All of these all-time-great actors are good in this movie, but the movie itself mostly lacks the scope and depth of most of their best work. This definitely feels like lesser Lean, closer to the Lean who made Ryan’s Daughter than the Lean who made Brief Encounter. I don’t have any real problems with its depictions of a very specific swath of history, except to say that if you’re going to do this story, in this long a movie, it needs to have more to say than poking around at a love triangle. I think that’s probably why the movie found itself being hounded from all sides in an ideological sense. The film isn’t actually all that interested in the question of whether the Russian Revolution was a good thing or a bad thing, it’s just doing this love story in this setting. Whereas what a lot of the people watching, especially when this movie first came out, actually wanted as a detailed discussion of the origins of the Cold War. This is not that movie, and to extent it deals with those issues it does so almost exclusively in the context of its individual characters.

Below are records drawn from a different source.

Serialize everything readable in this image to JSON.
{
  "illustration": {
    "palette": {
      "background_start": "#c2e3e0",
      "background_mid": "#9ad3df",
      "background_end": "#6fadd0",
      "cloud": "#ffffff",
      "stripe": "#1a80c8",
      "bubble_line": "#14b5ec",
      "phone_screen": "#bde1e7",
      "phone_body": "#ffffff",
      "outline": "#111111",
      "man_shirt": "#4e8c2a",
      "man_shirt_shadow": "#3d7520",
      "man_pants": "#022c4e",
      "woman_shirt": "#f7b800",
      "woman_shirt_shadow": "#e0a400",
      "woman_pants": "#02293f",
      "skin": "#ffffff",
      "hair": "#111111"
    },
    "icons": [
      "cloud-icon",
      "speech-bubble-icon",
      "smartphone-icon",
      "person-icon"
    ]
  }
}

Nor are those great actors always actually acting. In perhaps the movie’s most infamous scene, a woman runs to catch a crowded train carrying exiles to Siberia, and is pulled on by Zhivago at the last moment. In reality, the Hungarian actress playing the part fell under the train, somehow, barely, avoiding catastrophic injury. The shot where she falls was apparently used briefly in the edits by Lean, and he insisted on continuing to shoot while the actress was carted off in an ambulance, to the shock of the other actors. In another scene where Steiger’s character surprises Christie’s with a kiss, she reacts with genuine shock. Apparently this because everyone had, at Steiger’s suggestion, pretended to stop filming before he kissed her, in order to capture her actual expression of surprise.

So to date I have mostly either liked David Lean movies or disliked them, but Doctor Zhivago left me mostly feeling indifferent. I certainly wouldn’t put it on a list of my favorite five films by its director, and definitely not on a list of the 100 greatest American movies, but I didn’t actively dislike it the way I do some very long movies that don’t justify their own existence. There are flashes of brilliance, like when Zhivago and Tonya arrive at the family home in Siberia, which they find totally encased in ice like something out of Frozen. It’s just that I don’t think these moments are enough to actually recommend the movie as a whole, and that’s a shame.

2 thoughts on “DOCTOR ZHIVAGO (1965)

  1. I loved the movie! It is one of my favorites! I cannot resist watching it every time it’s shown on TV (TCM). All of the actors played their parts perfectly. Also, loved the music, Somewhere My Love, aka Lara’s song.